In order to get access to a website, reCAPTCHA needs users to pass a test. There are a number of tests that provide users with a collection of images or boxes and ask them to pick the ones that match a particular criterion, such as selecting all pictures with shop logos or selecting all pictures having cars in it, and so on.
Although the reCAPTCHA was designed to prevent bots from accessing websites, the service has now become inconvenient for people as well, making it difficult for them to get access to sites (you can try a demo here, though). The fact that most browsers and websites now require users to certify that they are not robots is driving people insane.
As a result, many social media users have tweeted out some amusing and funny responses to show their dissatisfaction with being subjected to so many tests. Some users posted GIFs of robots becoming scared when they saw the reCAPTCHA, while others shared memes of machines completing the exam.
CPU: Please confirm that you are not a robot.
For a long time, Internet users have grumbled about receiving reCAPTCHA several times each day, particularly on Google and Twitter.
What the heck, @Google and @Twitter? Almost every time I like a post on Twitter, I have to confirm that I’m a person, and I always get the most ridiculous reCAPTCHA images. I’m not even joking when I say this occurs to me several times a day with images that make no sense. It stings): pic.twitter.com/MHQsPrs3V7
Not only that, but the reCAPTCHA may be so ambiguous at times that individuals have difficulty passing the exam. A single incorrect selection may cause the test to be recreated with a totally new collection of pictures. This consumes users’ precious time, and many have conveyed how they feel while trying to solve the reCAPTCHA through tweets.

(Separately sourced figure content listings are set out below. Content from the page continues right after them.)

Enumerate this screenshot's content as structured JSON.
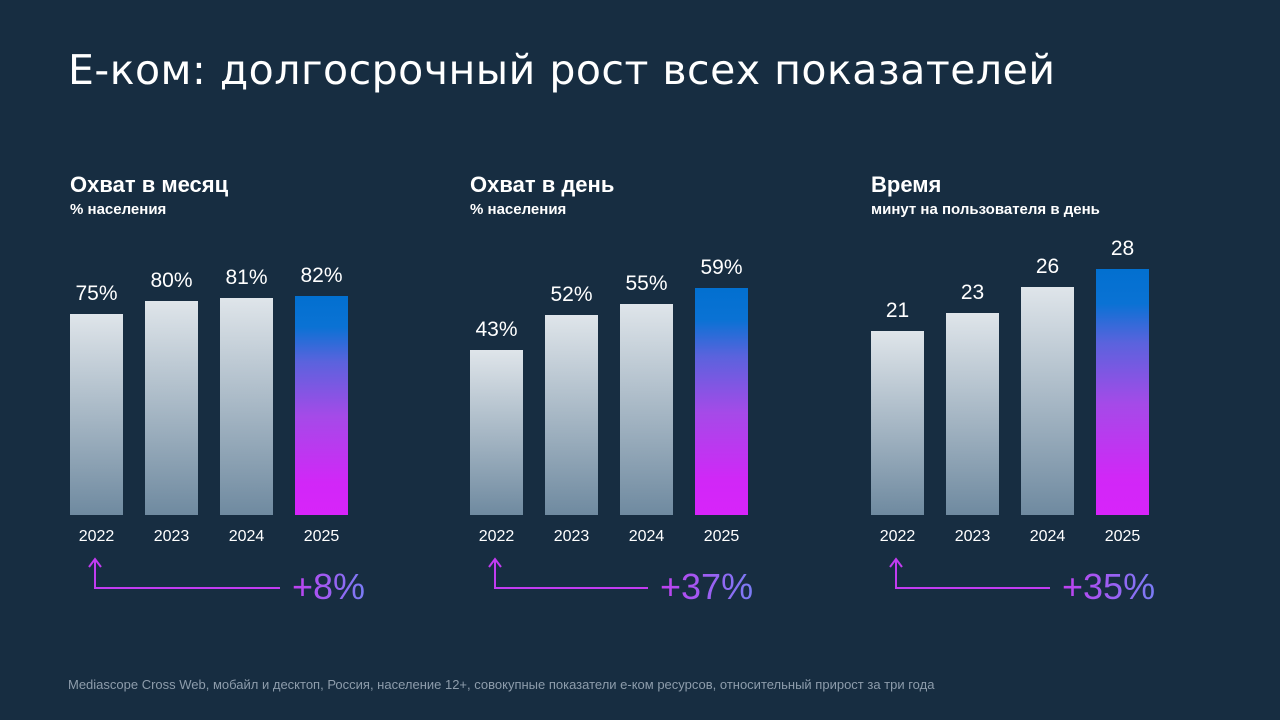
{
  "title": "Е-ком: долгосрочный рост всех показателей",
  "footer": "Mediascope Cross Web, мобайл и десктоп, Россия, население 12+, совокупные показатели е-ком ресурсов, относительный прирост за три года",
  "colors": {
    "background": "#172d41",
    "highlight_top": "#0270d0",
    "highlight_bottom": "#d824fa",
    "bar_top": "#dfe5ea",
    "bar_bottom": "#6f8aa0"
  },
  "chart_data": [
    {
      "type": "bar",
      "title": "Охват в месяц",
      "subtitle": "% населения",
      "categories": [
        "2022",
        "2023",
        "2024",
        "2025"
      ],
      "values": [
        75,
        80,
        81,
        82
      ],
      "labels": [
        "75%",
        "80%",
        "81%",
        "82%"
      ],
      "ylim": [
        0,
        92
      ],
      "growth": "+8%"
    },
    {
      "type": "bar",
      "title": "Охват в день",
      "subtitle": "% населения",
      "categories": [
        "2022",
        "2023",
        "2024",
        "2025"
      ],
      "values": [
        43,
        52,
        55,
        59
      ],
      "labels": [
        "43%",
        "52%",
        "55%",
        "59%"
      ],
      "ylim": [
        0,
        64
      ],
      "growth": "+37%"
    },
    {
      "type": "bar",
      "title": "Время",
      "subtitle": "минут на пользователя в день",
      "categories": [
        "2022",
        "2023",
        "2024",
        "2025"
      ],
      "values": [
        21,
        23,
        26,
        28
      ],
      "labels": [
        "21",
        "23",
        "26",
        "28"
      ],
      "ylim": [
        0,
        28
      ],
      "growth": "+35%"
    }
  ]
}
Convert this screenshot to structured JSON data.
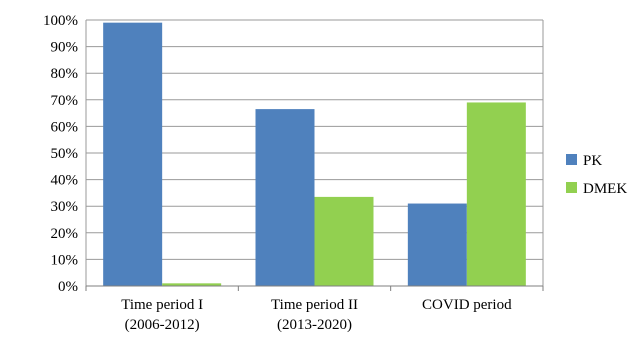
{
  "chart_data": {
    "type": "bar",
    "title": "",
    "xlabel": "",
    "ylabel": "",
    "ylim": [
      0,
      100
    ],
    "y_ticks": [
      "0%",
      "10%",
      "20%",
      "30%",
      "40%",
      "50%",
      "60%",
      "70%",
      "80%",
      "90%",
      "100%"
    ],
    "y_tick_values": [
      0,
      10,
      20,
      30,
      40,
      50,
      60,
      70,
      80,
      90,
      100
    ],
    "grid": "horizontal",
    "legend_position": "right",
    "categories": [
      [
        "Time period I",
        "(2006-2012)"
      ],
      [
        "Time period II",
        "(2013-2020)"
      ],
      [
        "COVID period"
      ]
    ],
    "series": [
      {
        "name": "PK",
        "color": "#4F81BD",
        "values": [
          99,
          66.5,
          31
        ]
      },
      {
        "name": "DMEK",
        "color": "#92D050",
        "values": [
          1,
          33.5,
          69
        ]
      }
    ]
  }
}
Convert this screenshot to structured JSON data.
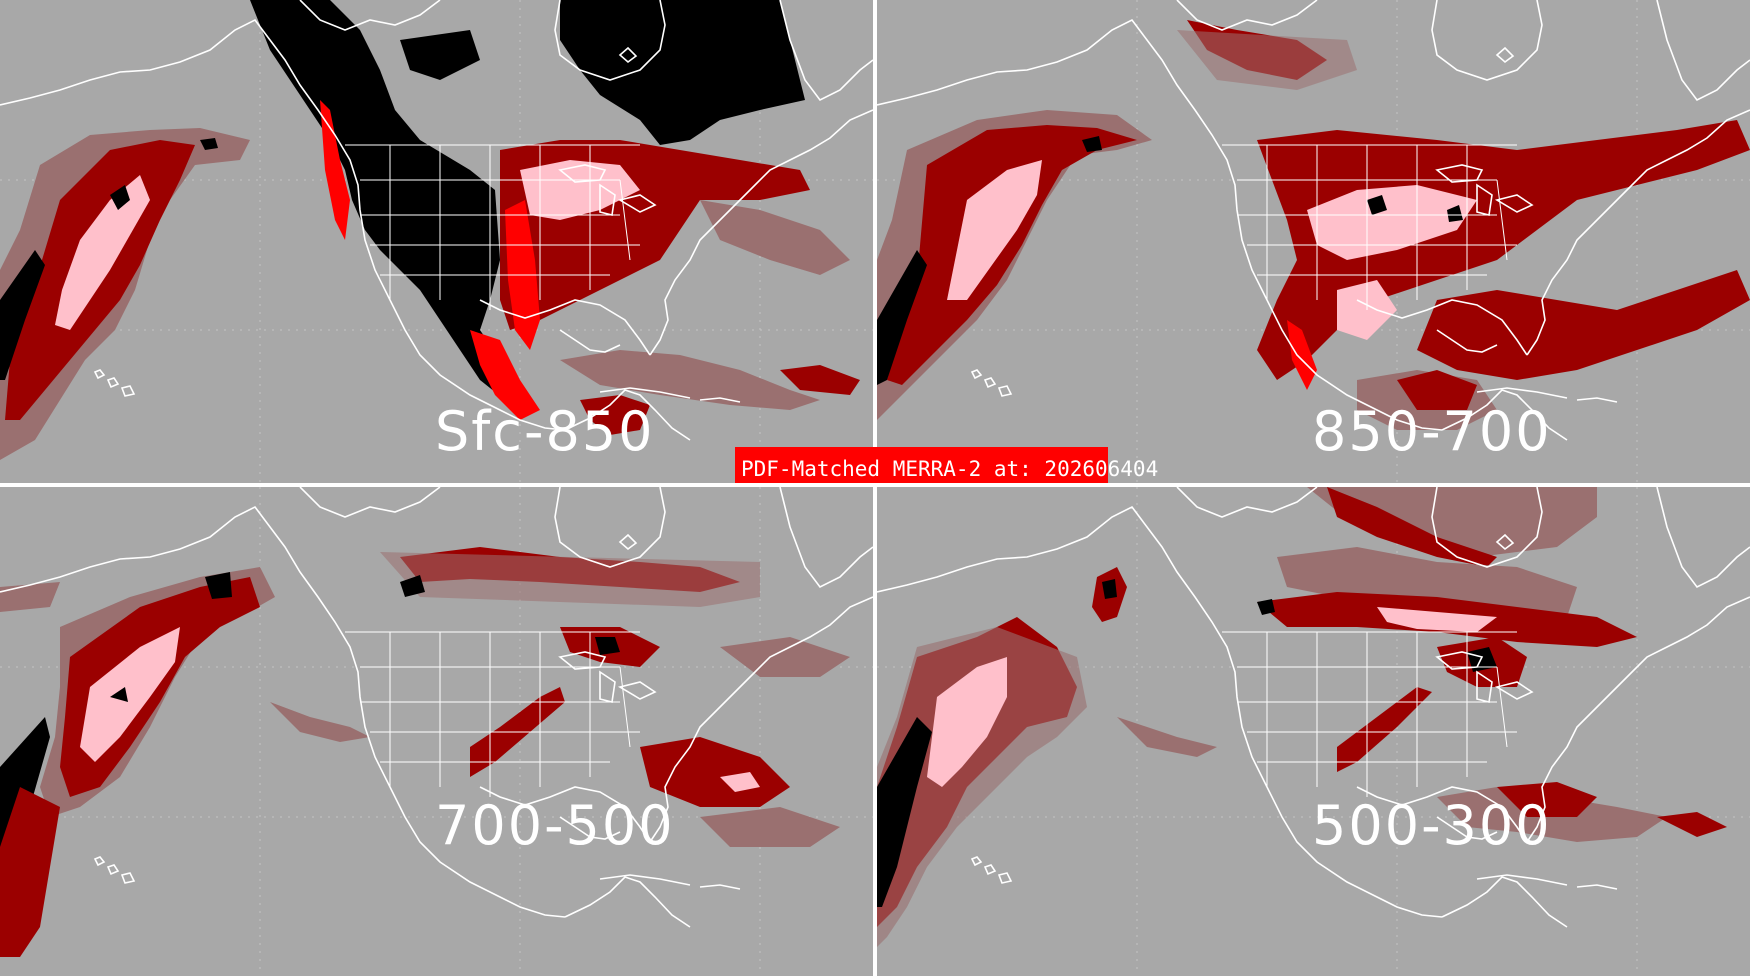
{
  "banner": {
    "text": "PDF-Matched MERRA-2 at: 202606404"
  },
  "panels": [
    {
      "label": "Sfc-850"
    },
    {
      "label": "850-700"
    },
    {
      "label": "700-500"
    },
    {
      "label": "500-300"
    }
  ],
  "colors": {
    "background": "#a8a8a8",
    "low": "#9a7070",
    "medium": "#9b0000",
    "high": "#ffc0cb",
    "max": "#ff0000",
    "undefined": "#000000",
    "lines": "#ffffff"
  }
}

Some individuals have remarked sarcastically that the regularity with which they are asked to affirm that they are humans and not machines has made them question themselves.
Twitter is inundated with Tweets condemning reCAPTCHA, its inventors, and everything associated with it, and many people think it’s time for an alternate verification method to take over.
Why is this occurring so often lately? Why has Chrome become almost convinced that I am a robot in the last month? (No, I haven’t participated in any remotely spamming behavior)
I truly wish people would stop using reCAPTCHA.
in Q on two of three devices, I’m not a robot, I’m not a robot, I have to click on cars, fire hydrants, and traffic lights, I’m not a robot, I’m not a robot, I’m not a robot, I’m not a robot, I’m not a robot, I’m not a robot, I’m not a robot, I’m not a robot, I’m not a robot, I’m I despise you, Ticketmaster,
The astonishing number of times I get the reCAPTCHA incorrect throughout this All-Star voting makes me question if I *am* a robot.
As can be seen from the above tweets, the level of dissatisfaction is very high. It’s past time for Google to either update reCAPTCHA to make it more user-friendly for “Human” users or provide a simpler but more effective verification test. Until then, good luck demonstrating your humanity.